Le Parlement suisse plonge dans l’énigme des coûts cachés du F-35 : une enquête en cascade
Le parti socialiste suisse a lancé un appel pour ouvrir une commission d’enquête parlementaire sur les mécanismes de sélection du F-35, chasseur américain. L’objectif ? Percer le mystère des surcoûts cachés et révéler si la procédure d’acquisition a été déviée en faveur de ce modèle, au détriment des concurrents et à l’insu des autorités suisses.
Le contexte est critique. En effet, le Conseil national doit encore approuver 394 millions de francs supplémentaires pour acquérir au moins 30 F-35 – une quantité bien en dessous des 36 appareils initialement prévus par l’État suisse. Ces frais, qui ont déjà réduit la flotte existante, relèvent d’un alignement inattendu avec les États-Unis et de surcoûts accumulés depuis des années.
Des failles administratives ont été décelées. Le Comité de gestion du Conseil national (CdG-N) a confirmé qu’aucun prix fixe n’avait été convenu avec Washington, alors que les équipes juridiques et les responsables politiques étaient largement hors du jeu des négociations.

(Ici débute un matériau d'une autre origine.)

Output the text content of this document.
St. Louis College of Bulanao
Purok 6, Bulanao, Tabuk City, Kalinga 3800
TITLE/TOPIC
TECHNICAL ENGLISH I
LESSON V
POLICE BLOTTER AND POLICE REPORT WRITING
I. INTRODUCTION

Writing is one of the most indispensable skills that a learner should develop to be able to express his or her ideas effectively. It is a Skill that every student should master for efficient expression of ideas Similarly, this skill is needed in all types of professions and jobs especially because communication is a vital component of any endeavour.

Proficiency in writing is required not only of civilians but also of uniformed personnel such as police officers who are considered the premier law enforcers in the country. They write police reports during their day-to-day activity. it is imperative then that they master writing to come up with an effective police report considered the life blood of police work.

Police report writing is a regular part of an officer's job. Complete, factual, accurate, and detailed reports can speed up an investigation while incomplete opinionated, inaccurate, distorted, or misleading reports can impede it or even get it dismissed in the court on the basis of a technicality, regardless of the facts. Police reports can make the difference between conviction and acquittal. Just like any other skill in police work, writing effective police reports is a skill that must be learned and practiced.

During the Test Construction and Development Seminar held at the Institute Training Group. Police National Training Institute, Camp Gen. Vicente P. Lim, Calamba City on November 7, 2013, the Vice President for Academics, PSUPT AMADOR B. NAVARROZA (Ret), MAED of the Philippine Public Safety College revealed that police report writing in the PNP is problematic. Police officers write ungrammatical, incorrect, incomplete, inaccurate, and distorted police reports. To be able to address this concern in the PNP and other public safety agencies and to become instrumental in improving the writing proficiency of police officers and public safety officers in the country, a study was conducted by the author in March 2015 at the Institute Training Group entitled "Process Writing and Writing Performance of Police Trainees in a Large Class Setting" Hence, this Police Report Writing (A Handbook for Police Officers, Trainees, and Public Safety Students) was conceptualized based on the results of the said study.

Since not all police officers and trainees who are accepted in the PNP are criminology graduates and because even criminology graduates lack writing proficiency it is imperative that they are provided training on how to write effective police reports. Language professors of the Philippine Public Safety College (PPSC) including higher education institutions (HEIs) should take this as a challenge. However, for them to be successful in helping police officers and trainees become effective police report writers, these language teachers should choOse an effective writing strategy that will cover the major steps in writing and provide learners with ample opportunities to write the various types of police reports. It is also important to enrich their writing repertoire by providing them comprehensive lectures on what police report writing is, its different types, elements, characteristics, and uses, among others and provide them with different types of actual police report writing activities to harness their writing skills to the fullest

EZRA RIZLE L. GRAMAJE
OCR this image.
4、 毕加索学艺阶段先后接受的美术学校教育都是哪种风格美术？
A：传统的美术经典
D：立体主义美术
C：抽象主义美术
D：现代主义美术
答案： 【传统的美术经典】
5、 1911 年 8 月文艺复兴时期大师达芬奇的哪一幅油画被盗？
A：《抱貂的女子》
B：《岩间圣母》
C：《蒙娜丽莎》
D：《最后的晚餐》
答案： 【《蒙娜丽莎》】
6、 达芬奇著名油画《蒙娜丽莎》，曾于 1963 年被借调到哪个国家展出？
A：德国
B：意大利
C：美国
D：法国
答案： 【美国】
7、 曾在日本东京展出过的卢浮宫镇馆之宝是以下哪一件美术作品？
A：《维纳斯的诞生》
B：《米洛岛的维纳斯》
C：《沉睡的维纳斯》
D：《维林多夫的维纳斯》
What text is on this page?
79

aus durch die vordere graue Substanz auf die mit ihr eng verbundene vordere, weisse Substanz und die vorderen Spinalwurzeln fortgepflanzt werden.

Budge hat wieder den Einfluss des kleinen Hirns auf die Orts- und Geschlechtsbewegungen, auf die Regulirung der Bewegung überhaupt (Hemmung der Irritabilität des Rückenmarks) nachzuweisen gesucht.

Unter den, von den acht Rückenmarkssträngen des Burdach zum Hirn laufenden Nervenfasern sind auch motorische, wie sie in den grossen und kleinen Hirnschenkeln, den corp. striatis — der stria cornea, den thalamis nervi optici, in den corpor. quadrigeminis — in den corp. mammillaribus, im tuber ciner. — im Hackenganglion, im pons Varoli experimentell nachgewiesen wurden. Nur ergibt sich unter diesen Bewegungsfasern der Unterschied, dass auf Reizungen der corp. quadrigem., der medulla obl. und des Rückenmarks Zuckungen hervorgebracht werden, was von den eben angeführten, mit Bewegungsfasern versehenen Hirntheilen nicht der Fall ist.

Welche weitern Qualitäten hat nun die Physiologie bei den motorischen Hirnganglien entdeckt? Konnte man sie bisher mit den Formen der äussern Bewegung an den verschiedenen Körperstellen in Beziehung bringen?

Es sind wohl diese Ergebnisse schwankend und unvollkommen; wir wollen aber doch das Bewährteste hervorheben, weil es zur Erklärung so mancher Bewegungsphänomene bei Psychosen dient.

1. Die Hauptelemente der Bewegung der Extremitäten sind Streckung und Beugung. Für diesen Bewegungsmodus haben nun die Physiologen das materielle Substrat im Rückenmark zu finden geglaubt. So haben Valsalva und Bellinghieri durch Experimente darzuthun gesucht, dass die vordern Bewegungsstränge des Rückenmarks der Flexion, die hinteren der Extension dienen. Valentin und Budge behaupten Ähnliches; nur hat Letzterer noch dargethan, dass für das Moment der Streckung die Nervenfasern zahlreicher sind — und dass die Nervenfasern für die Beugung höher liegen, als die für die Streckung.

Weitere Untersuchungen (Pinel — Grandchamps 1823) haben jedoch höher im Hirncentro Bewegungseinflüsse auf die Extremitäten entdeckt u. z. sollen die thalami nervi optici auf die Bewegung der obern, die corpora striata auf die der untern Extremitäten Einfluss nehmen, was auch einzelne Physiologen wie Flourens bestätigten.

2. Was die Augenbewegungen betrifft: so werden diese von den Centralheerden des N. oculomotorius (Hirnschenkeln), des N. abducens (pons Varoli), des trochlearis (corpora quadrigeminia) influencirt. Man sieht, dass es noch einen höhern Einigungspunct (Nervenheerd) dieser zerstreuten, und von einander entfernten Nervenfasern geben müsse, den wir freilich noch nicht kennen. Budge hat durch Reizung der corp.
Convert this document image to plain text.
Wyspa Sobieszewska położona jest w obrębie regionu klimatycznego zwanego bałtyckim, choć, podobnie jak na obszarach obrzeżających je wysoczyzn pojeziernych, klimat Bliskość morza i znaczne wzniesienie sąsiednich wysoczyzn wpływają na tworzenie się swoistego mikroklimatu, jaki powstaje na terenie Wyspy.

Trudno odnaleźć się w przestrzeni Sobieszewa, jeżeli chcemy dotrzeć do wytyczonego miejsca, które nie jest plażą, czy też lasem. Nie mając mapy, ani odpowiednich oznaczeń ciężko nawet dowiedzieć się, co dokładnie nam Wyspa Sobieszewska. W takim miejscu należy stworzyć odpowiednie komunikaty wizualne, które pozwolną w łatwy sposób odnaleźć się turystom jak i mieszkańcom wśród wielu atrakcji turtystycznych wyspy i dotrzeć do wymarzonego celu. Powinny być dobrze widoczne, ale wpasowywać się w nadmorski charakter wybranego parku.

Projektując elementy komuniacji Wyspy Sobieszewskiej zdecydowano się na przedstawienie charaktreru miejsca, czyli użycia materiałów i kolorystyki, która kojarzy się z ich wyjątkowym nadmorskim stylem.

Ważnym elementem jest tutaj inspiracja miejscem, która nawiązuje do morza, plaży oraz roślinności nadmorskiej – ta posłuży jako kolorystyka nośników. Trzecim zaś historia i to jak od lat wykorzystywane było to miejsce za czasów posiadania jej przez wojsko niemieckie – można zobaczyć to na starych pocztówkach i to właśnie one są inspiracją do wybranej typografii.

Viola Amherd, ancienne ministre de la défense suisse, avait révélé les surcoûts seulement en mars 2025, après avoir été mise en garde dès août 2024.
En 2021, le F-35 était présenté comme plus économique à long terme que ses concurrents. Mais aujourd’hui, des factures énormes s’accumulent : les mises à jour logistiques, les pièces détachées et la dépendance aux États-Unis pourraient coûter près de 500 millions de francs supplémentaires cette année seule.
L’enquête proposée par le PS vise à aller au-delà des rapports préalables : elle se focalisera sur les critères réels d’attribution du contrat, la transparence des coûts et l’influence des partenariats stratégiques. Le groupe socialiste compte obtenir le soutien des Verts pour cette commission, tandis que des partis centristes et légitimistes jugent l’initiative trop tardive.
Un précédent historique révèle la gravité de ce dossier : en 1964, l’affaire des Mirage a conduit à des commissions spéciales chargées d’enquêter sur les coûts dérapés. Soixante-deux ans plus tard, le Parlement suisse doit répondre à une question identique : comment et pourquoi les décisions ont-elles été prises sans vérification préalable ?
La situation montre clairement que la transparence légale et l’indépendance des procédures d’acquisition sont primordiales pour éviter de nouveaux récits d’imprévision financière.